Wednesdays are always busy, and today was no exception. Meetings in the morning until eleven, followed by a therapist session*. After the important, but usually unproductive morning, the afternoon, on the other hand, was spent on teaching, which at least feels important and somehow productive and satisfying. Interestingly, we spent part of our morning meeting discussing how we could boost our student attendance levels during our group exercises among the teachers in our group. It’s a recurring theme here at my university that only about a quarter to half of the registered students show up to participate in classes or group work. Nothing is obligatory, and from what I understood, it’s not allowed to make things so. Overall, my courses have had a reasonable 50% attendance, or higher in my project work (usually 100% there). I don’t know what happened today. Today’s theme was biodiversity decline, and we selected two papers to discuss and break down (Crossley et al. 2020 and Seibold et al. 2019 on insect declines, if you’re curious). These are two interesting papers. Okay, I’m biased. But still… Instead of the usual 18 out of 36 students, this afternoon I was joined by only eight students. I guess this year’s cohort does not like insects? It’s a shame that instead of the six envisioned themes/questions that the students would be working on, only three were covered now. This totally messed up the structure of the group work, and wiped most of the preparation work I did off the table. My take on this during this morning’s meeting was to just maintain enthusiasm for those that do show up, because this is your target audience. These are the people motivated to work with you, and potentially will return for projects with you. What I had not taken into consideration is that if you have not enough students to form groups, and that messes up the structure of your teaching material it becomes a different story. I tried to just casually adapt – with enthusiasm – without freaking out, and while filling in the gaps that were important for the sake of education. The enthusiasm wasn’t hard. It was about insects after all. But whether it all really worked smoothly, I’m not sure. Teaching goes easier if everybody’s there. I hope this was just an exceptional event this week. We’ll see if some people remain next week.

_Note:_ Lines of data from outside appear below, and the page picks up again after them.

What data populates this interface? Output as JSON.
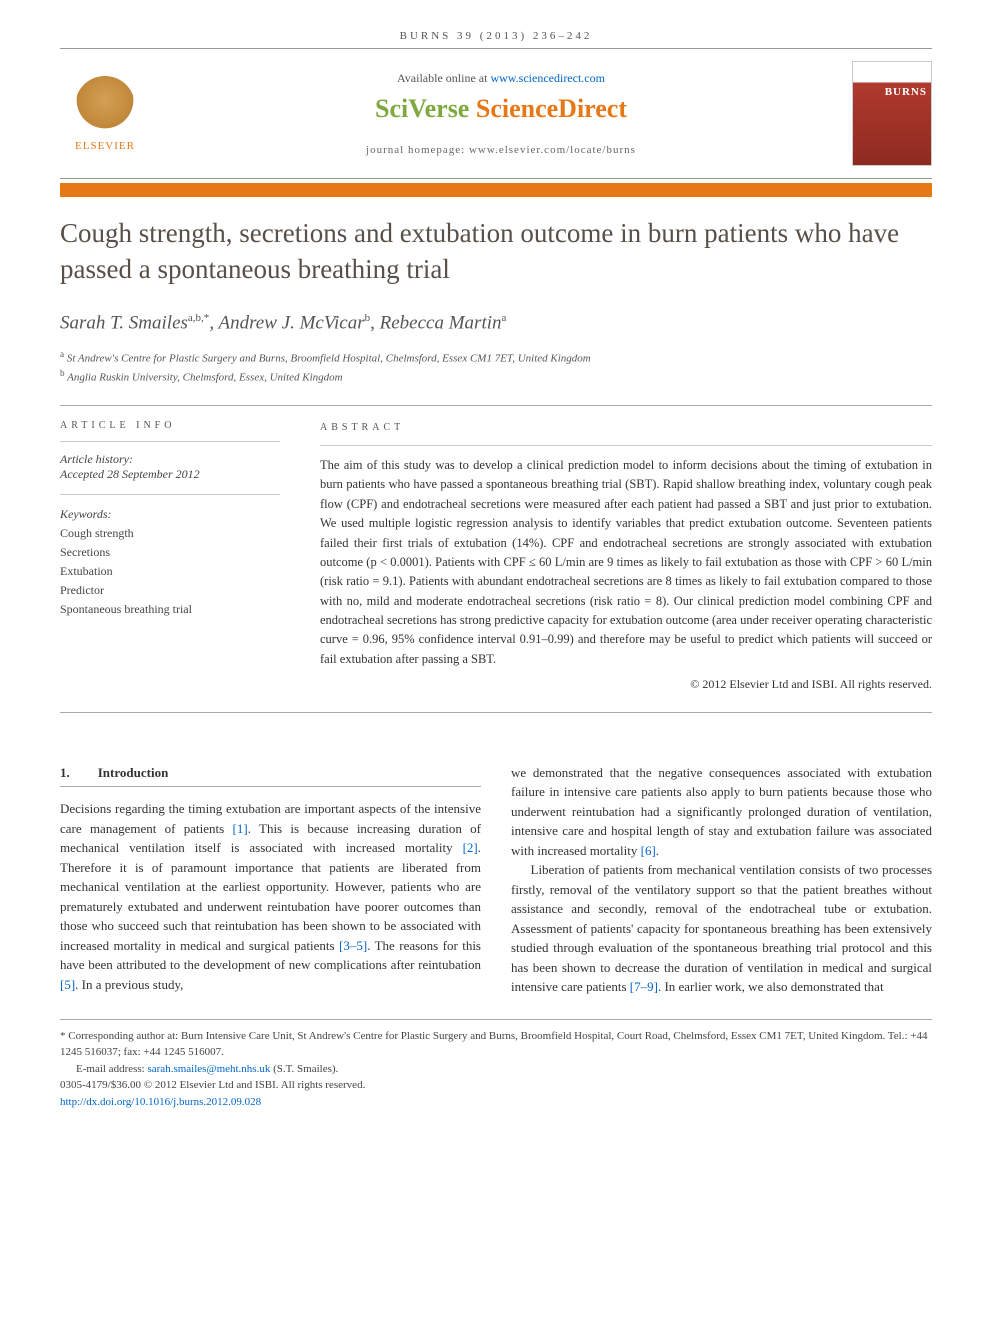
{
  "journal_ref": "BURNS 39 (2013) 236–242",
  "header": {
    "available_prefix": "Available online at ",
    "available_link": "www.sciencedirect.com",
    "sciverse_1": "SciVerse ",
    "sciverse_2": "ScienceDirect",
    "homepage_prefix": "journal homepage: ",
    "homepage_link": "www.elsevier.com/locate/burns",
    "elsevier_label": "ELSEVIER",
    "cover_title": "BURNS"
  },
  "title": "Cough strength, secretions and extubation outcome in burn patients who have passed a spontaneous breathing trial",
  "authors_html": "Sarah T. Smailes",
  "authors": [
    {
      "name": "Sarah T. Smailes",
      "sup": "a,b,*"
    },
    {
      "name": "Andrew J. McVicar",
      "sup": "b"
    },
    {
      "name": "Rebecca Martin",
      "sup": "a"
    }
  ],
  "affiliations": [
    {
      "sup": "a",
      "text": "St Andrew's Centre for Plastic Surgery and Burns, Broomfield Hospital, Chelmsford, Essex CM1 7ET, United Kingdom"
    },
    {
      "sup": "b",
      "text": "Anglia Ruskin University, Chelmsford, Essex, United Kingdom"
    }
  ],
  "article_info": {
    "label": "ARTICLE INFO",
    "history_label": "Article history:",
    "history_text": "Accepted 28 September 2012",
    "keywords_label": "Keywords:",
    "keywords": [
      "Cough strength",
      "Secretions",
      "Extubation",
      "Predictor",
      "Spontaneous breathing trial"
    ]
  },
  "abstract": {
    "label": "ABSTRACT",
    "text": "The aim of this study was to develop a clinical prediction model to inform decisions about the timing of extubation in burn patients who have passed a spontaneous breathing trial (SBT). Rapid shallow breathing index, voluntary cough peak flow (CPF) and endotracheal secretions were measured after each patient had passed a SBT and just prior to extubation. We used multiple logistic regression analysis to identify variables that predict extubation outcome. Seventeen patients failed their first trials of extubation (14%). CPF and endotracheal secretions are strongly associated with extubation outcome (p < 0.0001). Patients with CPF ≤ 60 L/min are 9 times as likely to fail extubation as those with CPF > 60 L/min (risk ratio = 9.1). Patients with abundant endotracheal secretions are 8 times as likely to fail extubation compared to those with no, mild and moderate endotracheal secretions (risk ratio = 8). Our clinical prediction model combining CPF and endotracheal secretions has strong predictive capacity for extubation outcome (area under receiver operating characteristic curve = 0.96, 95% confidence interval 0.91–0.99) and therefore may be useful to predict which patients will succeed or fail extubation after passing a SBT.",
    "copyright": "© 2012 Elsevier Ltd and ISBI. All rights reserved."
  },
  "intro": {
    "num": "1.",
    "heading": "Introduction",
    "col1_p1_a": "Decisions regarding the timing extubation are important aspects of the intensive care management of patients ",
    "col1_p1_ref1": "[1]",
    "col1_p1_b": ". This is because increasing duration of mechanical ventilation itself is associated with increased mortality ",
    "col1_p1_ref2": "[2]",
    "col1_p1_c": ". Therefore it is of paramount importance that patients are liberated from mechanical ventilation at the earliest opportunity. However, patients who are prematurely extubated and underwent reintubation have poorer outcomes than those who succeed such that reintubation has been shown to be associated with increased mortality in medical and surgical patients ",
    "col1_p1_ref3": "[3–5]",
    "col1_p1_d": ". The reasons for this have been attributed to the development of new complications after reintubation ",
    "col1_p1_ref4": "[5]",
    "col1_p1_e": ". In a previous study,",
    "col2_p1_a": "we demonstrated that the negative consequences associated with extubation failure in intensive care patients also apply to burn patients because those who underwent reintubation had a significantly prolonged duration of ventilation, intensive care and hospital length of stay and extubation failure was associated with increased mortality ",
    "col2_p1_ref1": "[6]",
    "col2_p1_b": ".",
    "col2_p2_a": "Liberation of patients from mechanical ventilation consists of two processes firstly, removal of the ventilatory support so that the patient breathes without assistance and secondly, removal of the endotracheal tube or extubation. Assessment of patients' capacity for spontaneous breathing has been extensively studied through evaluation of the spontaneous breathing trial protocol and this has been shown to decrease the duration of ventilation in medical and surgical intensive care patients ",
    "col2_p2_ref1": "[7–9]",
    "col2_p2_b": ". In earlier work, we also demonstrated that"
  },
  "footer": {
    "corr_label": "* Corresponding author at: ",
    "corr_text": "Burn Intensive Care Unit, St Andrew's Centre for Plastic Surgery and Burns, Broomfield Hospital, Court Road, Chelmsford, Essex CM1 7ET, United Kingdom. Tel.: +44 1245 516037; fax: +44 1245 516007.",
    "email_label": "E-mail address: ",
    "email": "sarah.smailes@meht.nhs.uk",
    "email_suffix": " (S.T. Smailes).",
    "issn": "0305-4179/$36.00 © 2012 Elsevier Ltd and ISBI. All rights reserved.",
    "doi": "http://dx.doi.org/10.1016/j.burns.2012.09.028"
  }
}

After teaching, just before I headed home, I helped out two PhDs with their final preparations – and transportation of goods – for their insect choice assays, which will commence tomorrow! This is exciting, and I’m really curious to see what we will find out about the preferences of different aphid species for our different tansy plant chemotypes. I’ve taken up more of an observer role on this one, but these two are in full control! I’m confident that we will end this year on a positive note with the new data coming in later this week! I’m a little excited, too. And I admit, it’s also a bit of a personal test for me. I’m not used to taking the back seat in experiments. I try to be heavily involved, usually, also during the practical procedures. I like the grind of doing experimental work, and they’re a huge reason why I’m in academia. But I think it is important to be comfortable with adopting a more passive role, too. Part of being a good supervisor, I think, is trusting your team to do right. And I know they will!

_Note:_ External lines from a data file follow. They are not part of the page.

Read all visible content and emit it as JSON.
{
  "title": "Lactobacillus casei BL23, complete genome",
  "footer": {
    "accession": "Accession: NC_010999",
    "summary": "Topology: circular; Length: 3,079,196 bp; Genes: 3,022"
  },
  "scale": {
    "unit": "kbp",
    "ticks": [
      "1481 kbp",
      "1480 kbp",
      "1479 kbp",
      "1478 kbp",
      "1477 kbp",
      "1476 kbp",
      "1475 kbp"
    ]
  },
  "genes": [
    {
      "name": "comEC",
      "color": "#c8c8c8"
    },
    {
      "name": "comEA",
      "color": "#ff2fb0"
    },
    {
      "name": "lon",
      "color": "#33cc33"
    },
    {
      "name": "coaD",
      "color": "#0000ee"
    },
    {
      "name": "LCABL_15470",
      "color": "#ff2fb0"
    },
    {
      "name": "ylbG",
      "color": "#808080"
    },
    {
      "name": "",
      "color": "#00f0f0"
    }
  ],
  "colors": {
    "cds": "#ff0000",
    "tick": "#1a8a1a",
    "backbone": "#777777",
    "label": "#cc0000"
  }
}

* My Wednesdays will be less cluttered by therapy from now on. This was the last regular session. We’ve decided to keep my remaining sessions as a backup, so no more weekly therapy. Instead, I will see how I fare with a couple months with only a monthly session. The final ten or so, I want to save for just in case. I feel pretty reasonable on the mental end lately, so I probably won’t spiral down into a mental health disaster situation any time soon. But who knows. It’s always good to have some backup. The brain is an unpredictable pile of goo, after all.